U.S. Chain Store Sales Up 1.6% in October

October sales grew by 1.6 percent on a year-over-year comparison for the same month of 2006 on a comparable store basis for U.S. chain stores, according to the International Council of Shopping Centers, Inc.

October held relatively steady with September (1.7%), due to the continuing unseasonably warm weather pattern in the U.S. throughout the month. This factor impacted apparel sales and in effect kept the overall industry performance down.

“Over the last two months, retailers have struggled with the warm weather’s negative impact on retail spending,” said Michael P. Niemira, ICSC’s chief economist and director of research. “However, for the November-December period, we are expecting a marked improvement from the very sluggish September-October performance,” Niemira said. “We expect a 2.5% year-over-year sales increase for November.”

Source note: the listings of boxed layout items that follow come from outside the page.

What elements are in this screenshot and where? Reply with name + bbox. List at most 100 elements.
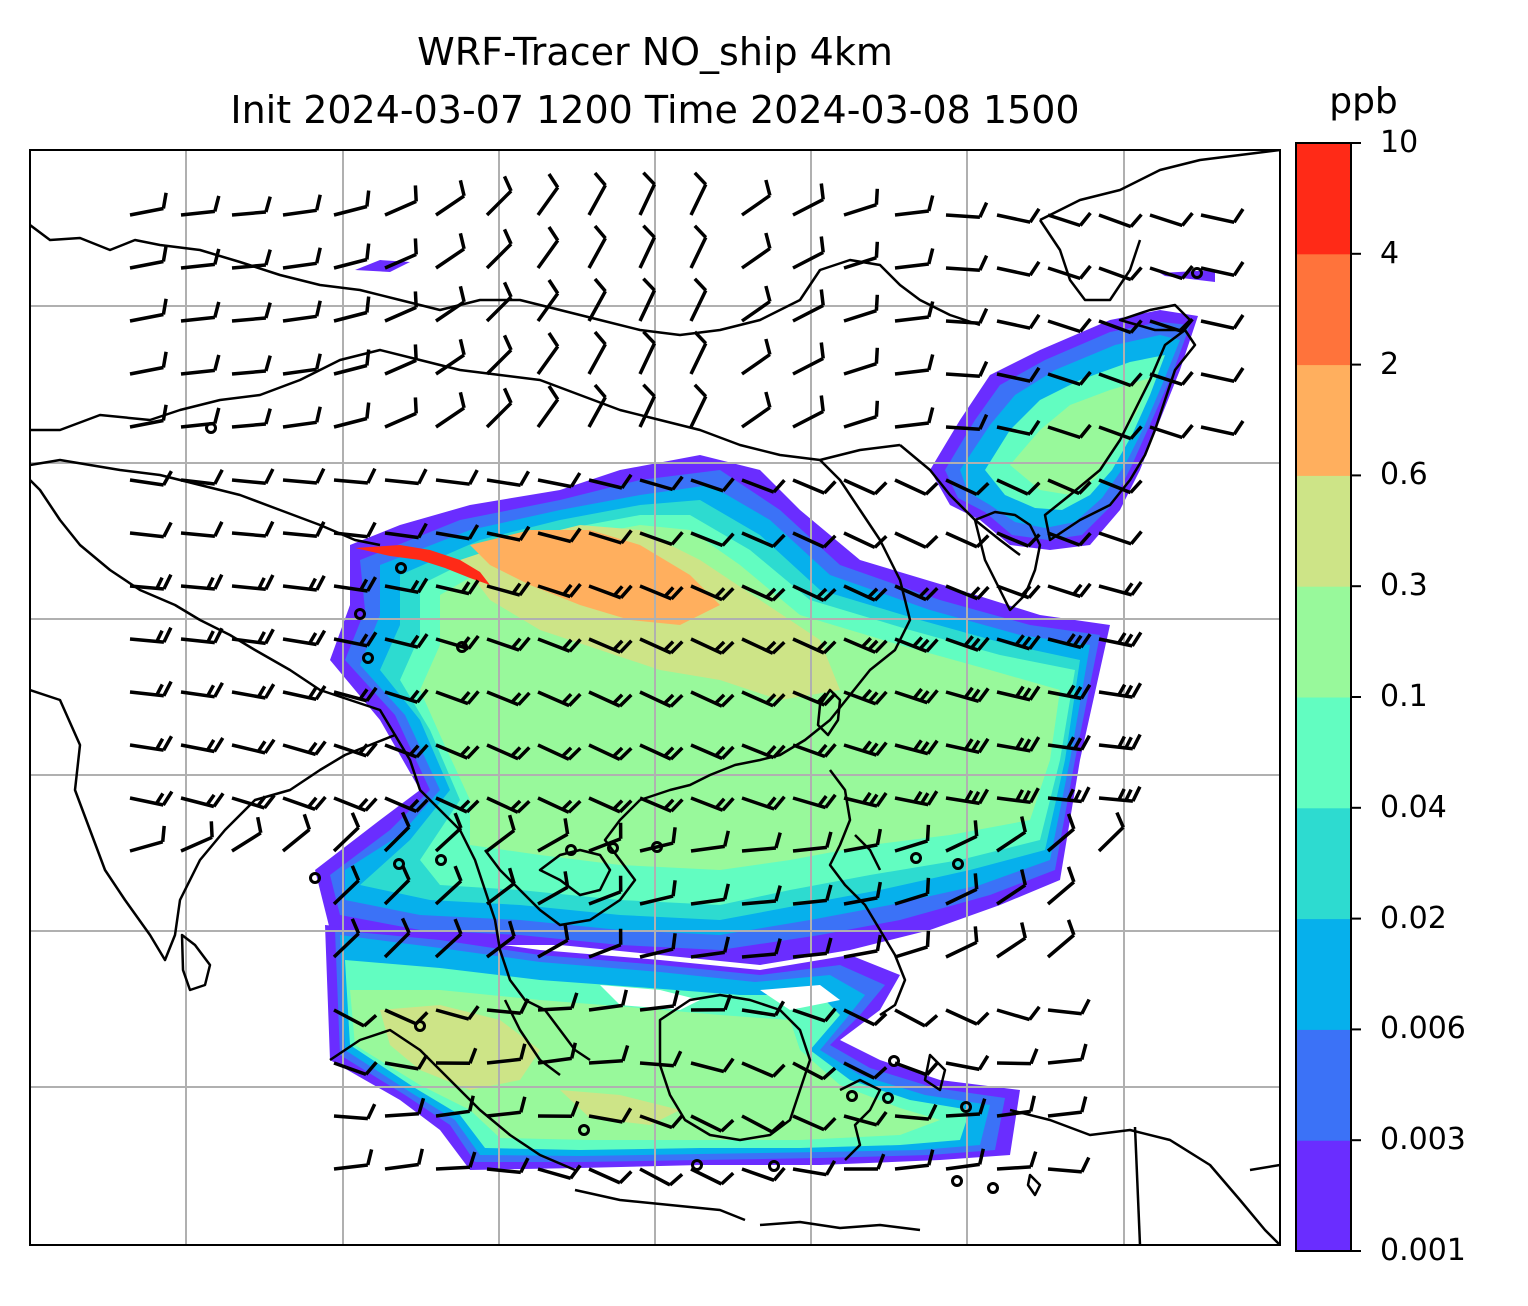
wind-barb	[384, 1054, 429, 1071]
wind-barb	[333, 1148, 374, 1171]
wind-barb	[690, 1057, 735, 1074]
wind-barb	[996, 922, 1028, 959]
wind-barb	[435, 524, 480, 541]
wind-barb	[180, 573, 224, 591]
wind-barb	[588, 928, 623, 959]
wind-barb	[231, 355, 272, 376]
wind-barb	[638, 330, 657, 375]
colorbar-tick-label: 0.02	[1380, 900, 1447, 936]
wind-barb	[945, 788, 990, 806]
wind-barb	[486, 796, 531, 814]
wind-barb	[843, 478, 888, 496]
wind-barb	[129, 680, 173, 698]
colorbar-tick-label: 0.003	[1380, 1122, 1466, 1158]
wind-barb	[843, 531, 888, 549]
wind-barb	[639, 1050, 683, 1068]
wind-barb	[129, 521, 173, 539]
wind-barb	[435, 634, 480, 651]
wind-barb	[690, 1114, 735, 1133]
wind-barb	[485, 281, 513, 323]
wind-barb	[1047, 370, 1092, 387]
wind-barb	[180, 736, 225, 754]
wind-barb	[231, 738, 276, 755]
wind-barb	[485, 175, 513, 217]
wind-barb	[945, 478, 990, 496]
wind-barb	[741, 832, 782, 853]
wind-barb	[588, 875, 623, 906]
colorbar-bin	[1296, 253, 1351, 366]
wind-barb	[180, 521, 224, 538]
wind-barb	[996, 685, 1041, 702]
wind-barb	[333, 402, 371, 429]
wind-barb	[384, 344, 418, 376]
wind-barb	[435, 579, 480, 596]
wind-barb	[792, 531, 837, 549]
wind-barb	[1047, 531, 1092, 547]
wind-barb	[740, 338, 772, 376]
wind-barb	[435, 232, 466, 270]
wind-barb	[740, 391, 772, 429]
wind-barb	[180, 195, 221, 217]
wind-barb	[792, 236, 825, 270]
wind-barb	[588, 743, 633, 761]
wind-barb	[383, 864, 411, 906]
wind-barb	[996, 207, 1041, 224]
wind-barb	[231, 794, 276, 810]
wind-barb	[741, 1000, 786, 1018]
wind-barb	[996, 260, 1041, 277]
wind-barb	[792, 1160, 837, 1177]
wind-barb	[129, 735, 174, 752]
wind-barb	[792, 884, 833, 906]
wind-barb	[638, 224, 657, 269]
wind-barb	[996, 584, 1041, 600]
wind-barb	[945, 635, 990, 652]
wind-barb	[282, 467, 326, 485]
wind-barb	[333, 1103, 377, 1121]
wind-barb	[741, 885, 782, 906]
wind-barb	[281, 813, 312, 853]
wind-barb	[180, 821, 214, 853]
wind-barb	[333, 631, 378, 648]
wind-barb	[843, 740, 888, 757]
wind-barb	[894, 531, 939, 549]
wind-barb	[741, 743, 786, 760]
wind-barb	[129, 404, 168, 429]
wind-barb	[129, 192, 168, 217]
wind-barb	[588, 1167, 633, 1185]
wind-barb	[741, 531, 786, 549]
wind-barb	[741, 1061, 786, 1079]
wind-barb	[333, 190, 371, 217]
wind-barb	[384, 185, 418, 217]
wind-barb	[945, 737, 990, 755]
wind-barb	[231, 249, 272, 270]
wind-barb	[231, 468, 275, 486]
wind-barb	[843, 241, 880, 270]
wind-barb	[741, 938, 782, 959]
colorbar-tick-label: 0.3	[1380, 568, 1428, 604]
colorbar-tick-label: 10	[1380, 125, 1419, 160]
colorbar-bin	[1296, 475, 1351, 587]
wind-barb	[537, 690, 582, 708]
wind-barb	[282, 406, 322, 429]
wind-barb	[996, 1048, 1039, 1066]
wind-barb	[690, 1167, 735, 1186]
wind-barb	[588, 1044, 630, 1065]
wind-barb	[588, 473, 633, 490]
wind-barb	[792, 937, 833, 959]
wind-barb	[536, 332, 560, 376]
wind-barb	[639, 1167, 684, 1187]
wind-barb	[384, 1008, 429, 1026]
wind-barb	[894, 877, 931, 906]
wind-barb	[843, 828, 883, 853]
wind-barb	[945, 926, 979, 959]
wind-barb	[996, 634, 1041, 651]
wind-barb	[588, 584, 633, 600]
wind-barb	[843, 1061, 888, 1080]
wind-barb	[639, 531, 684, 547]
wind-barb	[384, 1097, 426, 1118]
wind-barb	[1047, 1096, 1088, 1118]
wind-barb	[1098, 631, 1143, 648]
wind-barb	[638, 383, 657, 428]
wind-barb	[485, 228, 513, 270]
wind-barb	[894, 1149, 935, 1171]
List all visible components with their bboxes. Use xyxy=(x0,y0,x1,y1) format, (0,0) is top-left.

ICSC Chain Store Sales Trends is a monthly report on the U.S. retail industry’s sales performance based on an ICSC preliminary compilation of publicly-available sales for 44 chain stores during the month of October. Industry sales aggregates are compiled for “comparable-store” or “same-store” sales and for total store sales. Those data are presented as an index with a 1977=100 base. Comparable-store sales are also compiled for specialized-industry groupings, which include aggregates for apparel chain stores, department stores, discount stores, drug stores, footwear stores, furniture chain stores and wholesale clubs.